Я задернул занавески, на всякий случай вынес аппаратуру и бьющиеся предметы в соседнюю комнату, запер дверь. Потом встал напротив зеркала, положил на тумбочку лист бумаги и вывел две пересекающиеся окружности, жирно перечеркнув их крест-накрест…
…Враг! Хитрый враг, хорошо прячется. Не вижу. Где?! Ярость клокотала, подкатывая к горлу, заливая глаза. Где враг? Убить! Найти и убить. Сразу. Убить…
Нет, это не я. Это он. А ну-ка… Боже праведный! Изображение было немного размытым, но достаточно отчетливым. Из зеркала на меня смотрел ящер. Плоская ухмыляющаяся физиономия, утонувшие под низким лбом глазки, розовая пасть с узким длинным язычком и белоснежными клыками. Тело, закованное в зеленоватую чешую с металлическим отливом, покоится на треугольнике мощных лап и мясистого хвоста. Передние лапы кротко сложены на груди и выглядят хилыми в сравнении с могучим постаментом – но их силу и крепость кривых когтей я уже знаю. Только рост, вроде бы, мой. Ходячая смерть. Ископаемый убийца…
…Очнулся я на полу. Не глядя, скомкал лист и поднес к нему спичку. Прощай, монстр…
На следующий день я подал заявление об увольнении.
Уволить меня обещали через два месяца, а пока все оставалось по-прежнему. Я ходил на работу, занимался осточертевшими расчетами, а дома валился на диван и брал книгу. Или включал видео. Комедии смотрел.
На улицах мне всюду мерещился проклятый знак. Я старался возвращаться домой разными маршрутами, кружил по городу, входя в подъезд, на мгновение закрывал глаза…
Но ничего не происходило, и постепенно я стал успокаиваться. Вряд ли за эти два месяца Николай снова попытается выкинуть такой фокус. А потом… Потом я уеду.
В тот вечер после работы я забрел в рок-клуб. Здесь, как всегда, царила вольная психоделическая атмосфера. Кто-то терзал гитару, извлекая из нее самые невероятные звуки; в углу бренчал разбитый рояль, на крышке которого художник, не обращая внимания на игравшего, рисовал афишу к предстоявшему рок-фестивалю; за стеной скрежетали и вопили какие-то металлисты, и повсюду бродили длинноволосые личности в потертых джинсах и с сигаретами в зубах. Это были музыканты, их друзья и знакомые, друзья знакомых и знакомые друзей.
Нужную мне группу «ЗЭК» – «Земля: Экология Космоса» я нашел довольно быстро. Репетиция была в самом разгаре: ударник избивал свои барабаны, не забывая прикладываться к бутылке пива и периодически ударяя ею по бас-тому; гитарист, извиваясь между колонками, выдавал плачущие трели, от которых хотелось выть на луну, что и делал вокалист, используя вместо луны прожектор; клавишник с зажатой в зубах «Примой» балансировал между Иоганном Себастьяном и Одессой-мамой; и только рыжий басист, устало сидевший на побитом трехногом табурете, меланхолично и методически играл свою партию. Короче, полная психоделика. Это и был их стиль. А больше половины текстов для них писал я.

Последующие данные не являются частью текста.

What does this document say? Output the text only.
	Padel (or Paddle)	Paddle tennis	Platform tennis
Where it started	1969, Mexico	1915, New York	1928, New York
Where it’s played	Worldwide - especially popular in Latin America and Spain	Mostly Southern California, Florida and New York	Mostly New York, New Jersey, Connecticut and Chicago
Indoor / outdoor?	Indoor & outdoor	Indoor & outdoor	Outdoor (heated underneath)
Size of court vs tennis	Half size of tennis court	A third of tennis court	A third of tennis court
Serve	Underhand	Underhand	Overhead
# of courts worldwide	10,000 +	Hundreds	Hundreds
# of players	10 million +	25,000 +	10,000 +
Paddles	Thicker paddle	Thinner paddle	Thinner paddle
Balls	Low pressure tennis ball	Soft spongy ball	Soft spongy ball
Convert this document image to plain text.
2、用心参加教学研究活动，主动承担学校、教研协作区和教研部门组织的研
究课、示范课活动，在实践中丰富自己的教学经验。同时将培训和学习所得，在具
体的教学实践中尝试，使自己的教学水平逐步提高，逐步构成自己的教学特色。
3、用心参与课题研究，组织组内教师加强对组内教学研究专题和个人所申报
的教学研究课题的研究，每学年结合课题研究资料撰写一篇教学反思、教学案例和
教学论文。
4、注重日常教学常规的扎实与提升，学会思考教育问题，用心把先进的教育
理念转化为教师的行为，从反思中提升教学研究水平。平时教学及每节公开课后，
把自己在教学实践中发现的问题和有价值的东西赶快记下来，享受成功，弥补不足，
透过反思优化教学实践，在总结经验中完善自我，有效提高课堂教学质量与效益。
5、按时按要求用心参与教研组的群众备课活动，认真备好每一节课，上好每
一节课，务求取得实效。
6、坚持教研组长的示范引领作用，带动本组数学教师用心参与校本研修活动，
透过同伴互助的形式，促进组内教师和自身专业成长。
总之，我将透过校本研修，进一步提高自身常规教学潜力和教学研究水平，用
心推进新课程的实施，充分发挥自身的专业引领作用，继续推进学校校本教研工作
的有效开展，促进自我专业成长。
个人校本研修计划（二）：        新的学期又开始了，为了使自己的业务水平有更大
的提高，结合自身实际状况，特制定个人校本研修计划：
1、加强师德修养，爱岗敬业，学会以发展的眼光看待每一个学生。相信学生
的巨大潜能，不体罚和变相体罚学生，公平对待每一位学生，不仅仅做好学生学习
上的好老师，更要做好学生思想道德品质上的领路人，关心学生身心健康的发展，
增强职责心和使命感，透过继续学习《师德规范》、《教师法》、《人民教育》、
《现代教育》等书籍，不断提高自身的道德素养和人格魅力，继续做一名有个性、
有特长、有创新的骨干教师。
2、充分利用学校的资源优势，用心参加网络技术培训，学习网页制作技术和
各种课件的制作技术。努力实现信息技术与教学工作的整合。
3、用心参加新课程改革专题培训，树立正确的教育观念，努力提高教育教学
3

Ребята доиграли песню, и я подошел здороваться.
– Серега, как тебе?
– Нормально, темп только надо подвинуть. Песня, конечно, унылая, но злая. А у вас она незлая, но унылая.
– Точно. Что я тебе говорил, Вадюха?! Говорил – темп подвинуть надо, а ты – «психоделика, психоделика»!…
Ребята снова взялись за инструменты. Я стал высказывать свое мнение, и когда мы перестали посылать друг друга и начали прощаться – была уже половина одиннадцатого.
Прохожих на улице почти не было, фонари горели редко, и это, как ни странно, успокаивало – черта с два в такой темноте увидишь этот знак, даже если Колька и нарисовал его где-нибудь. Я свернул в проходной двор с идиотским стишком про мусорный киоск и ехидной припиской «А.С. Пушкин», – и впереди раздался крик. Кричала женщина, и кричала так, что я сразу понял – это серьезно. И побежал на крик.
В углу двора двое парней прижимали к стенке какую-то девушку, а третий, присев на корточки, пытался стащить с нее юбку. Еще один стоял в стороне и курил. Девушка старалась вырваться, и это очень мешало парням в осуществлении их замыслов. Наконец куривший шагнул вперед и ударил ее наотмашь кулаком по голове. Девушка обмякла и повисла на руках у державших ее мужчин.
В следующий момент я был уже рядом и, налетев на присевшего парня, сбил его с ног. Мы покатились по земле. Злость моя, к сожалению, не соответствовала возможностям – и через секунду я ударился затылком об угол кирпичного забора. Приподнялся и сел. На большее сил уже не было. Все. Погиб поэт, невольник чести…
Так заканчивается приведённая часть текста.